Latino Electoral Tsunami Postponed Another Four Years
11/10/2016
A+
|
a-
Print Friendly and PDF

The national media pays little attention to Hispanics, except at election time when the thinking appears to be: If there were 55 million Jews in the U.S., we’d totally kick ass.

But once again …

From the New York Times:

Here’s What Happened with the Latino Vote

By ROBERTO SURO

[Email him]

If you are in shock over the election results, don’t blame Latinos.

They favored Hillary Clinton by better than two to one, according to the exit polls. They did not turn out in big numbers to protest Donald J. Trump, but it probably would not have mattered. …

You may have been convinced that it would be otherwise. Years of reckless commentary, news stories and advocacy insisted that Latinos would be the great demographic firewall that would safeguard progressive politics with surging population numbers.

The national exit polls show that Mrs. Clinton drew 65 percent of the Latino vote compared with 29 percent for Mr. Trump. That is a landslide by any measure, and it is about the same margin in the exit polls for 2008 (67 percent vs. 31 percent). The disappointment sets in when you compare the outcome to 2012. President Barack Obama took 71 percent of the Latino vote in the exit polls that year compared with 27 percent for Mitt Romney.

Mr. Trump was supposed to be the bucket of cold water that aroused the sleeping giant, producing not only a stronger preference for the Democratic candidate but also, more important, a spike in turnout. In 2012, with immigration reform on the line, more than 12 million Latino voters stayed home, producing a turnout rate of 48 percent compared with 64 percent for whites and 67 percent for blacks.

The much ballyhooed and chronicled “Trump Effect” was supposed to have produced a surge in naturalizations and voter registration over the past year, and news organizations were churning out stories about the “surge” in Latino voting even after the polls closed Tuesday.

While more time and data is needed to get a full picture of Latino turnout this year, at first glance it appears Latino numbers were up, and perhaps significantly in some places, but that in fact the giant was barely stirred.

Four million more Latinos were eligible to vote Tuesday than in 2012. So, no matter who was running and no matter how low the turnout, the number of Latino votes counted Tuesday was virtually certain to be higher than 2012. In fact, demographic growth alone would have guaranteed Mrs.

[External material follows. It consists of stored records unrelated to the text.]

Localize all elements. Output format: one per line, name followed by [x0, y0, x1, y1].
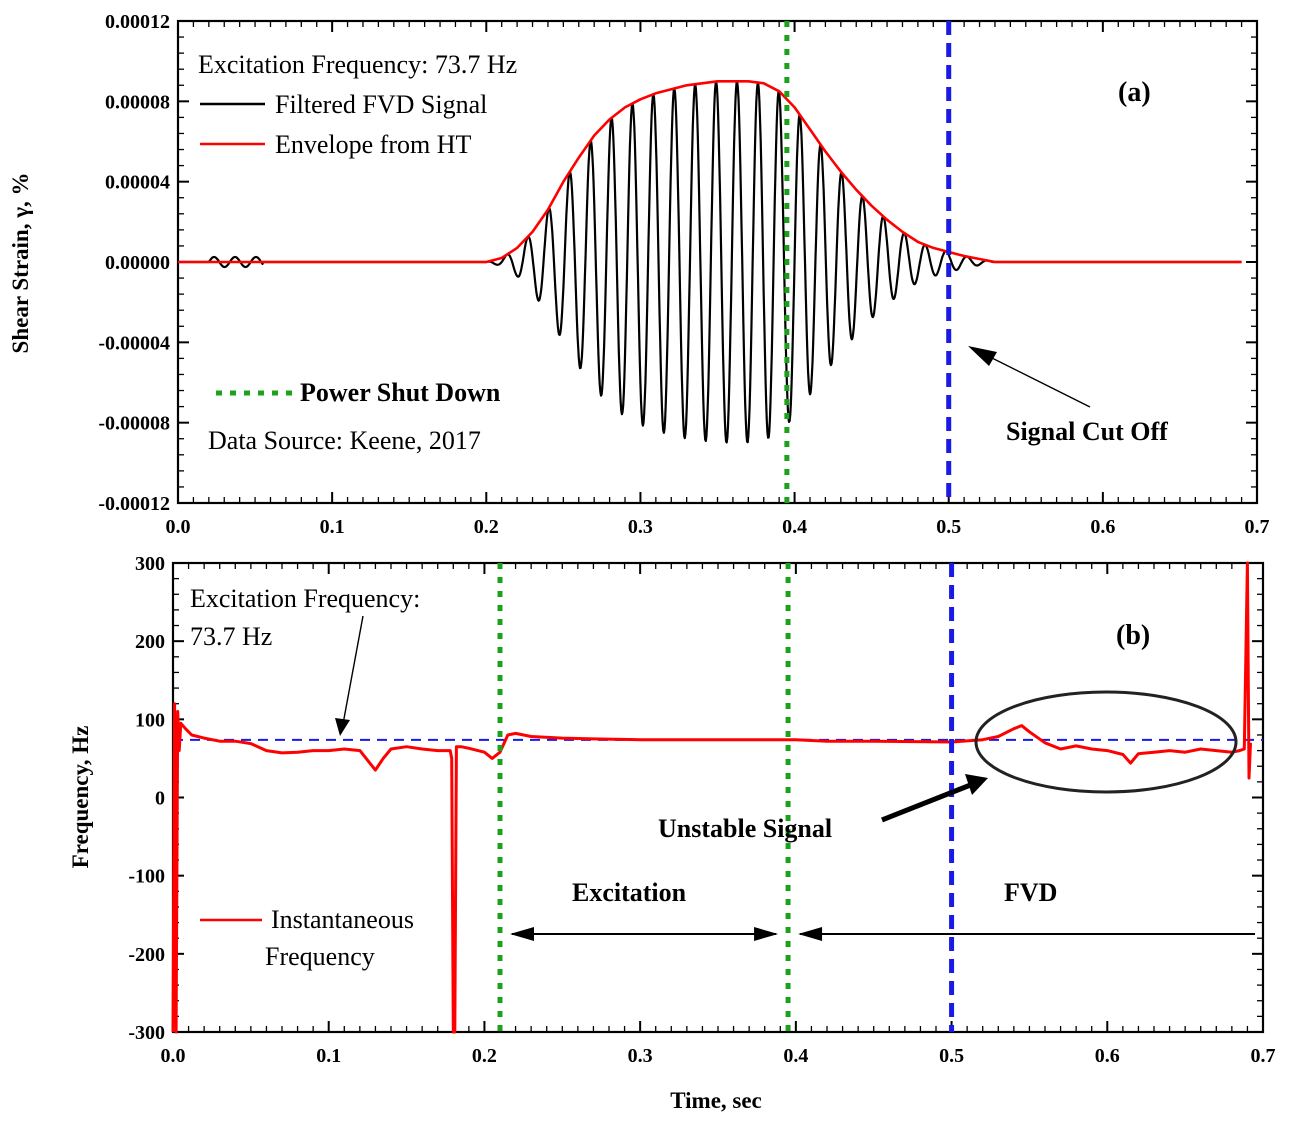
- panel-b-xtick-label: 0.2: [472, 1045, 497, 1067]
- panel-b-ytick-label: -100: [128, 866, 165, 888]
- panel-a-ytick-label: 0.00004: [105, 172, 170, 194]
- panel-b-xtick-label: 0.6: [1095, 1045, 1120, 1067]
- excitation-span-arrowhead-left: [510, 927, 534, 941]
- excitation-span-arrowhead-right: [754, 927, 779, 941]
- data-source-label: Data Source: Keene, 2017: [208, 426, 481, 455]
- panel-b-ylabel: Frequency, Hz: [68, 726, 93, 869]
- signal-cut-off-label: Signal Cut Off: [1006, 417, 1168, 446]
- excitation-arrow: [342, 615, 364, 725]
- panel-a-ytick-label: 0.00000: [105, 252, 170, 274]
- panel-b-xtick-label: 0.0: [161, 1045, 186, 1067]
- panel-a-excitation-label: Excitation Frequency: 73.7 Hz: [198, 50, 517, 79]
- excitation-span-label: Excitation: [572, 878, 687, 907]
- panel-b-ytick-label: 0: [155, 788, 165, 810]
- unstable-signal-label: Unstable Signal: [658, 814, 832, 843]
- panel-b-ytick-label: -200: [128, 944, 165, 966]
- panel-b-excitation-label-1: Excitation Frequency:: [190, 584, 420, 613]
- panel-b-xtick-label: 0.1: [316, 1045, 341, 1067]
- panel-b-ytick-label: 100: [135, 709, 165, 731]
- panel-a-ytick-label: -0.00012: [98, 493, 170, 515]
- unstable-arrow: [881, 781, 974, 823]
- panel-b-ytick-label: 300: [135, 553, 165, 575]
- panel-a-ytick-label: 0.00012: [105, 11, 170, 33]
- signal-cut-off-arrowhead: [968, 346, 997, 366]
- panel-a-ytick-label: -0.00008: [98, 413, 170, 435]
- instantaneous-frequency-line: [171, 561, 1252, 1034]
- panel-a-xtick-label: 0.6: [1090, 516, 1115, 538]
- panel-a-xtick-label: 0.2: [474, 516, 499, 538]
- legend-filtered-label: Filtered FVD Signal: [275, 90, 487, 119]
- panel-a-xtick-label: 0.4: [782, 516, 807, 538]
- unstable-arrowhead: [965, 774, 988, 795]
- panel-b-tag: (b): [1116, 620, 1150, 651]
- legend-instfreq-label-2: Frequency: [265, 942, 375, 971]
- legend-instfreq-label-1: Instantaneous: [271, 905, 414, 934]
- legend-envelope-label: Envelope from HT: [275, 130, 472, 159]
- panel-a-ylabel: Shear Strain, γ, %: [8, 173, 33, 354]
- panel-a-tag: (a): [1118, 77, 1151, 108]
- signal-cut-off-arrow: [979, 351, 1091, 408]
- excitation-arrowhead: [335, 718, 350, 736]
- panel-b-ytick-label: -300: [128, 1022, 165, 1044]
- panel-a-ytick-label: 0.00008: [105, 91, 170, 113]
- panel-a-ytick-label: -0.00004: [98, 332, 170, 354]
- legend-power-shutdown-label: Power Shut Down: [300, 378, 501, 407]
- envelope-line: [178, 80, 1242, 264]
- panel-a-xtick-label: 0.1: [320, 516, 345, 538]
- panel-b-ytick-label: 200: [135, 631, 165, 653]
- unstable-ellipse: [974, 690, 1238, 794]
- panel-b-excitation-label-2: 73.7 Hz: [190, 622, 272, 651]
- panel-a-xtick-label: 0.3: [628, 516, 653, 538]
- panel-b-xtick-label: 0.3: [628, 1045, 653, 1067]
- panel-b-xtick-label: 0.7: [1251, 1045, 1276, 1067]
- fvd-span-arrowhead-left: [798, 927, 823, 941]
- panel-b-xtick-label: 0.4: [783, 1045, 808, 1067]
- panel-a-xtick-label: 0.7: [1245, 516, 1270, 538]
- panel-b-xlabel: Time, sec: [670, 1088, 762, 1113]
- panel-a-xtick-label: 0.0: [166, 516, 191, 538]
- panel-a-xtick-label: 0.5: [936, 516, 961, 538]
- fvd-span-label: FVD: [1004, 878, 1057, 907]
- panel-b-xtick-label: 0.5: [939, 1045, 964, 1067]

Clinton an additional 1.3 million votes (about 1 percent of the total votes cast), even if turnout remained at the same dismal rate as 2012, and she got two-thirds of the Latino votes.

In Colorado and Nevada, Latino voters surely helped keep the states blue, and under different scenarios those states could have served as the much-advertised Latino firewall. …

Florida is the one place where Latinos might have been able to change the results of this election and didn’t.

It’s almost as if the Cubans and Puerto Ricans of Florida don’t really care about their Mexican compadres getting amnesty.